The escort came back, a pile of thick folded fabric slung over her arm. She flopped it up and onto the stall door and Lyndi took it. It was heavy.
“Put this on,” said the escort.
“And my underwear?”
“No,” she said. “Just this.”
Lyndi unfolded it. It looked like a cross between an x-ray vest and a heavy tablecloth. There was a hole in the center for her head to go through. She put it on.
The escort came, led her to a room containing two odd structures: eight aluminum posts arranged in a large square, with thin but opaque white curtains strung between them in place of walls. She entered and was ritually cleansed with water then anointed with oil, the hands of old women touching her forehead, then reaching in through the open side of Lyndi’s robe to wet her back, her hip, her calf, each touch startling, a little burst of light. Then she was helped to step into her sacred garments and was led out.
Removing the poncho, she looked at her new undergarments in the mirror. She had to wear them now, forever, always under her clothes. She looked odd, like an old lady in an old-fashioned bathing suit. She felt the sacred marks with her fingertips, the slight raised embroidering over each breast, her belly, her knee, each mark hardly an inch long.
In her wedding dress now, garments underneath. Carrying under her arm the bundle—a gauzy case about the size of a pillow that held a pleated robe, a green apron with leaves embroidered on it, a sash, a veil.
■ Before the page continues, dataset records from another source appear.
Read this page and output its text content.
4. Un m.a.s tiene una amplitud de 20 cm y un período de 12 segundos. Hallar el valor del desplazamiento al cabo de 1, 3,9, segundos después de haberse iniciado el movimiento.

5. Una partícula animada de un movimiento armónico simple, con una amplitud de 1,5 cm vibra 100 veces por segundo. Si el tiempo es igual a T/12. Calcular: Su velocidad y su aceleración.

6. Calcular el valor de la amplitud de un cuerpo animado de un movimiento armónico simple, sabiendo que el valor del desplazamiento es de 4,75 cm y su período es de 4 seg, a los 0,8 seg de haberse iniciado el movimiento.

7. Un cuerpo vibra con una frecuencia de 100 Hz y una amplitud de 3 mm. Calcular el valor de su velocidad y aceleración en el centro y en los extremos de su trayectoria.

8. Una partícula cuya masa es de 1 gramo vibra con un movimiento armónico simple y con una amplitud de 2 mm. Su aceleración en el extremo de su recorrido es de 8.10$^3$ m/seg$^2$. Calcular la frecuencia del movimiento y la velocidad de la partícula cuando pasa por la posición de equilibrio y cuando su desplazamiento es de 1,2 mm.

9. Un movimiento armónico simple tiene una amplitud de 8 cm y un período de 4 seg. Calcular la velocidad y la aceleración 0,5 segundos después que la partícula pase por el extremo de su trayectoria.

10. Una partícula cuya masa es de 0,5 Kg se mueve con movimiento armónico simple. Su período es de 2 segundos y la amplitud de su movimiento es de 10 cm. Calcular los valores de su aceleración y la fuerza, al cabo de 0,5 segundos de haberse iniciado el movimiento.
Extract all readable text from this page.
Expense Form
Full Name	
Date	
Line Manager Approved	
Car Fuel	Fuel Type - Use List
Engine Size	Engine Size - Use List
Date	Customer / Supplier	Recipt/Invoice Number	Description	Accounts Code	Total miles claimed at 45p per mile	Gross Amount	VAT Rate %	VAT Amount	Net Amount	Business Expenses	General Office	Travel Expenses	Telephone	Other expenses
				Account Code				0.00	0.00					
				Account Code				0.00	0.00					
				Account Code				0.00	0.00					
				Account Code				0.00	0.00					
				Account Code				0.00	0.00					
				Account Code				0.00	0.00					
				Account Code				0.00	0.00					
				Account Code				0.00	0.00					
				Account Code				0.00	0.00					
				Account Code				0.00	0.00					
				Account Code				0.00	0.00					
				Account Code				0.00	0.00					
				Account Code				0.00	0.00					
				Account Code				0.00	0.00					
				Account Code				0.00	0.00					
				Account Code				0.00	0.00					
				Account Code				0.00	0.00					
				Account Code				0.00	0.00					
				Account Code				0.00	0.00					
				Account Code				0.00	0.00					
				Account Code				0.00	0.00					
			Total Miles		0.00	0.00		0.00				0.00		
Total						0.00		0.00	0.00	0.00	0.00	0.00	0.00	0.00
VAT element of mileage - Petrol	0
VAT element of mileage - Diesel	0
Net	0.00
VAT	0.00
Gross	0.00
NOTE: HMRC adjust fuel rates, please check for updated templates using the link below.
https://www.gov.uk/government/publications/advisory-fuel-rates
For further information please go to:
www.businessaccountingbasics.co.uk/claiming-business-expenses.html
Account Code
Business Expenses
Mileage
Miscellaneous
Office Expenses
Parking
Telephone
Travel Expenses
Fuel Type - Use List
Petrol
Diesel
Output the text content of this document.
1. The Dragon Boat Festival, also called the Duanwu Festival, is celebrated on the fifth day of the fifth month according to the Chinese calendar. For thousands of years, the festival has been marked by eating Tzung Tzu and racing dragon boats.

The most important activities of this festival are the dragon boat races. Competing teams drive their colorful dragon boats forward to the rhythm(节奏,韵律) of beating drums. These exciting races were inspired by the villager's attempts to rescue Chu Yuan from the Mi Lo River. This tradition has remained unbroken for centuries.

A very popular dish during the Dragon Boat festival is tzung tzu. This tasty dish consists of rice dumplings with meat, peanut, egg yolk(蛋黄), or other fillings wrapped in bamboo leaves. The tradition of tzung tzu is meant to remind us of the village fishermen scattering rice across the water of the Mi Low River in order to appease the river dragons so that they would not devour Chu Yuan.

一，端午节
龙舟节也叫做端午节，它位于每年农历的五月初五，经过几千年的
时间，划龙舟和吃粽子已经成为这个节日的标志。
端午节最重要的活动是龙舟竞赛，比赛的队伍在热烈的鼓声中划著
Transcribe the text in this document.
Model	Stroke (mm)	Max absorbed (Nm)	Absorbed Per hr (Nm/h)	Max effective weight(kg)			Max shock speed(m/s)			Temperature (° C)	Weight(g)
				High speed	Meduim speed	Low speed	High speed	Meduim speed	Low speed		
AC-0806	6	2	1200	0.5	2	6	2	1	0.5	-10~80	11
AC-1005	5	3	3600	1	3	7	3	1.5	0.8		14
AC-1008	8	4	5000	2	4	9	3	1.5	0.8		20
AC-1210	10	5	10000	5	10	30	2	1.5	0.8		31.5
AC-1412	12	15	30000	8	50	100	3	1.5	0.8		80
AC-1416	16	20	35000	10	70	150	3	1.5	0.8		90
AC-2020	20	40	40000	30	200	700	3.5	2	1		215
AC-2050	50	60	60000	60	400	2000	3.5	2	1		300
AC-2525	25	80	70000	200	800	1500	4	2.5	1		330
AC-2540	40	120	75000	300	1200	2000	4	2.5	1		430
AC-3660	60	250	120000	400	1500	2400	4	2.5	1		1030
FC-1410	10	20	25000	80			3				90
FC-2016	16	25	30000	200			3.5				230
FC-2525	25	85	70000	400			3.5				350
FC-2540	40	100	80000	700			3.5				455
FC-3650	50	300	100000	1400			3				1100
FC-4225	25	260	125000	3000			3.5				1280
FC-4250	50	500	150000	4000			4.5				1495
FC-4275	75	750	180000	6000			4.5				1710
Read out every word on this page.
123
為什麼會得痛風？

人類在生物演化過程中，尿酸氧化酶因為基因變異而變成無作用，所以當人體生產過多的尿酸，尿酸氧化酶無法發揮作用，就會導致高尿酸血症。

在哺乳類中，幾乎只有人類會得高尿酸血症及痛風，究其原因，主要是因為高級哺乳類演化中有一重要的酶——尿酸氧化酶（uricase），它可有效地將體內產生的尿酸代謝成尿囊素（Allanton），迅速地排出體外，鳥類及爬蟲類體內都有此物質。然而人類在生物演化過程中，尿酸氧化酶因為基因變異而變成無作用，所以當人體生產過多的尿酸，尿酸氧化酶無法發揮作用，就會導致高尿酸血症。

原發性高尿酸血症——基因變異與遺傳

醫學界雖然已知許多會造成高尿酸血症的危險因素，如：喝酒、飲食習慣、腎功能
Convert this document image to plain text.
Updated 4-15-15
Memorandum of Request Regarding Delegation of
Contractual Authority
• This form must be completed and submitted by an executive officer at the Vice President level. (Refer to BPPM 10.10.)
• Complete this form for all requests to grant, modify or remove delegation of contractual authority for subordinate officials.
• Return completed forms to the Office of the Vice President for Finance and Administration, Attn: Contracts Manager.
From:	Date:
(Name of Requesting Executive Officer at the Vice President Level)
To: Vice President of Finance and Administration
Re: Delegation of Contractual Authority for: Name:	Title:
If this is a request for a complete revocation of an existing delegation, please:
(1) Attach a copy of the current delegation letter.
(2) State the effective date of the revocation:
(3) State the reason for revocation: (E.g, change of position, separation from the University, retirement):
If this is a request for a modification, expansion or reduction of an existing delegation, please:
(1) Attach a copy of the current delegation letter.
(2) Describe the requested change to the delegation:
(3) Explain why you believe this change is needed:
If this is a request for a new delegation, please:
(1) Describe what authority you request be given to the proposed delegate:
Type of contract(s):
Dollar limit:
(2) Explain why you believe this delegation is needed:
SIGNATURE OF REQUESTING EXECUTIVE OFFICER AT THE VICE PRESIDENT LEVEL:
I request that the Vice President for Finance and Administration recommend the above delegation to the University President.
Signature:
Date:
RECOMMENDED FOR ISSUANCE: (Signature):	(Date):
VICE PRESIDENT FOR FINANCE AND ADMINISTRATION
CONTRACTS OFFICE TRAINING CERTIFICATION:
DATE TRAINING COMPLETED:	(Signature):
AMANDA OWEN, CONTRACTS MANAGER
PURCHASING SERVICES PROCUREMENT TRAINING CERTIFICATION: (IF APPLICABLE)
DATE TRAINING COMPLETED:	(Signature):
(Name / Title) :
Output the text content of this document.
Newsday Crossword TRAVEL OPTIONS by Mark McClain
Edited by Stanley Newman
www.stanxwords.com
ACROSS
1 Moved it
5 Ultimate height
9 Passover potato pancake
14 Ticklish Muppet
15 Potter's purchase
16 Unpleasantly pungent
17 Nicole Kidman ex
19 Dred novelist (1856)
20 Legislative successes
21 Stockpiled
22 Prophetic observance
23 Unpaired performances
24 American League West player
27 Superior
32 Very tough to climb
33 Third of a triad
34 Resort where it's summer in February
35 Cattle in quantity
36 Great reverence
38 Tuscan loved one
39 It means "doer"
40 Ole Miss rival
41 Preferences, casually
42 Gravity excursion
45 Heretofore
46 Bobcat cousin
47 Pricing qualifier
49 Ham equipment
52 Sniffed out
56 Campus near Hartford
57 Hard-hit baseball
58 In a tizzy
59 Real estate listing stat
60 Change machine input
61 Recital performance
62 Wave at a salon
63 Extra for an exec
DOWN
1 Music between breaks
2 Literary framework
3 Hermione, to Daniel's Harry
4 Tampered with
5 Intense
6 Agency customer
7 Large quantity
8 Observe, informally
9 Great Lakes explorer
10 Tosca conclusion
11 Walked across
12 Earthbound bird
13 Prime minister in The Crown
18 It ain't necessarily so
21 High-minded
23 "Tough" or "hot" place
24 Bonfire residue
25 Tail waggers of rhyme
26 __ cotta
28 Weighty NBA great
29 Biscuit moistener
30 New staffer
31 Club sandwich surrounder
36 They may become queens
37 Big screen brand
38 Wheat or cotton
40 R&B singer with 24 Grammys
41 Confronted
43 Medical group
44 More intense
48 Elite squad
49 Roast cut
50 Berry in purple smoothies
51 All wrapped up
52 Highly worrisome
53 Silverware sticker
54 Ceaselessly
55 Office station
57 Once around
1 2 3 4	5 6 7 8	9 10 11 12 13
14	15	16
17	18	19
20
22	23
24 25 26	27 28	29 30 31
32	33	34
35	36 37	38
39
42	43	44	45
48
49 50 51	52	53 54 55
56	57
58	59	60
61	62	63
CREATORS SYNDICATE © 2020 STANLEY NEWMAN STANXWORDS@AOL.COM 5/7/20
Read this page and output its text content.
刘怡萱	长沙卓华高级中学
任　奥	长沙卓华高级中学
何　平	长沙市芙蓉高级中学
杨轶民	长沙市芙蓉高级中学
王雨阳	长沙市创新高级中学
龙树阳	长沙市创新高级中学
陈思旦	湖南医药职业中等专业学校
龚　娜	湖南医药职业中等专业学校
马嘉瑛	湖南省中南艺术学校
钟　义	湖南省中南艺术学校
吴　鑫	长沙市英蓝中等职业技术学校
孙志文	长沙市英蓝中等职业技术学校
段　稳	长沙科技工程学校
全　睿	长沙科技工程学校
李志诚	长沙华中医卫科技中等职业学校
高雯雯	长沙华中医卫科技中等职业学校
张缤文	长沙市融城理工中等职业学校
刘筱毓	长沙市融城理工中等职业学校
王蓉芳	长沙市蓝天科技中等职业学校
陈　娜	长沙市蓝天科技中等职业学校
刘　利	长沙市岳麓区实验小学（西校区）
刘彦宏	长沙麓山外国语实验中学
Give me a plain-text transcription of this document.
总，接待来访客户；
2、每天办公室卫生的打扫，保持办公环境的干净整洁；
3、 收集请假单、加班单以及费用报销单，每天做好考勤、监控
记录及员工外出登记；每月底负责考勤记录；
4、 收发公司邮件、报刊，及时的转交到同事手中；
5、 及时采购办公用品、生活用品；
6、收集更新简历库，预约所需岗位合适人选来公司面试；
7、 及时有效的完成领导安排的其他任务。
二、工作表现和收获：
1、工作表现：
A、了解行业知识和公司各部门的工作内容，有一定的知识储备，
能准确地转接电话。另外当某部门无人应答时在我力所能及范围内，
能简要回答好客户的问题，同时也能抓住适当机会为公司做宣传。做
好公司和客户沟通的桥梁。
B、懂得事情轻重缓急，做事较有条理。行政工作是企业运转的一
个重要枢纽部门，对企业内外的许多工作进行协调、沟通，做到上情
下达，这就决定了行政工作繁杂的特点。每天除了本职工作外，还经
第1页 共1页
She was hustled toward a small booth toward the back of the dressing room, another curtain. The curtain parted and she was ushered into the booth, where she was given “a new name, which you shall never reveal, except in a place that will be shown you hereafter.”
What does this have to do with me? she
wondered. Lips were pressed to her ear. “The new name,” the lips claimed, “is Rachel.”
Never forget it,
she thought.
Then the curtain on the far side of the booth was parted; she found herself out of the dressing room and in a hall, an escalator ascending before her, her escort following her onto it. Up one floor and then around a curving hallway, through a door and into a chapel. A woman in white softly played a vibrato organ. Women were to one side, men to the other. Her escort took her by the arm, guiding her along the wall to the second row. Rudd was there too, dressed all in white. A man in white, near the organist, stood with his
arms crossed. She turned and looked behind her. Row upon row of people in white, more coming in all the time, each carrying tiny slips of paper.
A gathering of ghosts,
she thought.
The men started to peel away to the left, the women to the right, meeting in a two-person-wide line at the chapel’s back.
What was my new name again?
she wondered.
Raquel? No, Rachel.
And when would she have to use it? Would she know? There was a line of them out the door and then to the escalator, up the escalator and down another curved hall, down the hall and then toward a blockade of old men in white suits who diverted the line into an endowment room. The room was like a small theater. At the front was a temple worker standing behind a marble altar that seemed illuminated from within. Temple workers to either side directed the men to the right, the women to the left. She moved down her row and sat down.
She waited as everyone filed in. In the front of the room was a rich, blue curtain. She could not see Rudd though she craned her neck. The worker behind the altar stood unmoving. The doors closed behind her, the hinge clicking. The man at the altar reached down and pushed a button. A voice emanated from the ceiling somewhere. The function of the man behind the altar seemed to be to turn his head to look at the women when the disembodied voice addressed the women, to turn his head toward the men when the disembodied voice addressed the men. They were told that if any of them wanted to leave they should do so now. Nobody left.